A further question: which are the main "reasons" for the undecidability of predicate logic?
Thanks a lot for your help.
Fish
It is said to be semi-decidable because while it is not (fully) decidable, there is an algorithm that correctly classifies all the valid first-order logic statement as valid ... but this algorithm will go into an infinite loop when presented with certain invalid statements. And yes, this is the same as saying that the set of valid formulas of predicate logic is effectively numerable.
The fact that there is such an algorithm is closely related to the completeness of first-order logic, first proved by Kurt Godel in 1929.

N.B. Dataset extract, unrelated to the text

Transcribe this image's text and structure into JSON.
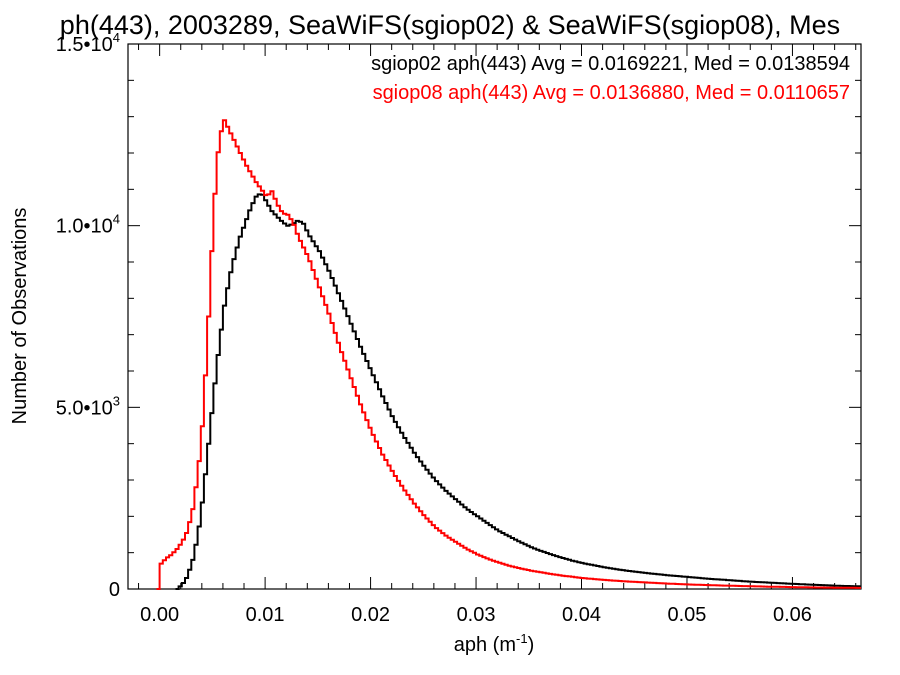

One way to see that first-order logic is undecidable (meaning that there is no algorithm that correctly classifies all valid first-order logic statement as valid and correctly classifies all invalid first-order logic statement as invalid) is by looking at Alan Turing's work, and in particular the Halting problem:
It turns out that you can describe any halting machine and its behavior using first-order logic. Therefore, if first-order logic is decidable, we can solve the halting problem: For any machine M and input I we can describe using first-order logic that machine and input (using a big-ass, but still finite statement $S_{M,I}$), and we can also create a statement $H$ of what it would mean for that machine to halt. We then use the First-order logic decision procedure to decide whether $S_{M,I} \rightarrow H$ is valid or not: if it is valid, then the machine M with input I halts, and if it is invalid, then it does not halt. But since we know the Halting problem is unsolvable, the decision problem for first-order logic (what David Hilbert called the Entscheidungsproblem) is likewise unsolvable.
As to the 'cause' of all this ... one issue is of course that to see whether a first-order logic formula is valid is to see whether it is true in all possible interpretations ... but there infinitely many interpretations. That is not a proof (and indeed there are many times we handle infinities just fine), but if there were only finitely many interpretations, then it would be decidable just fine, so this can be seen as a 'cause' of sorts.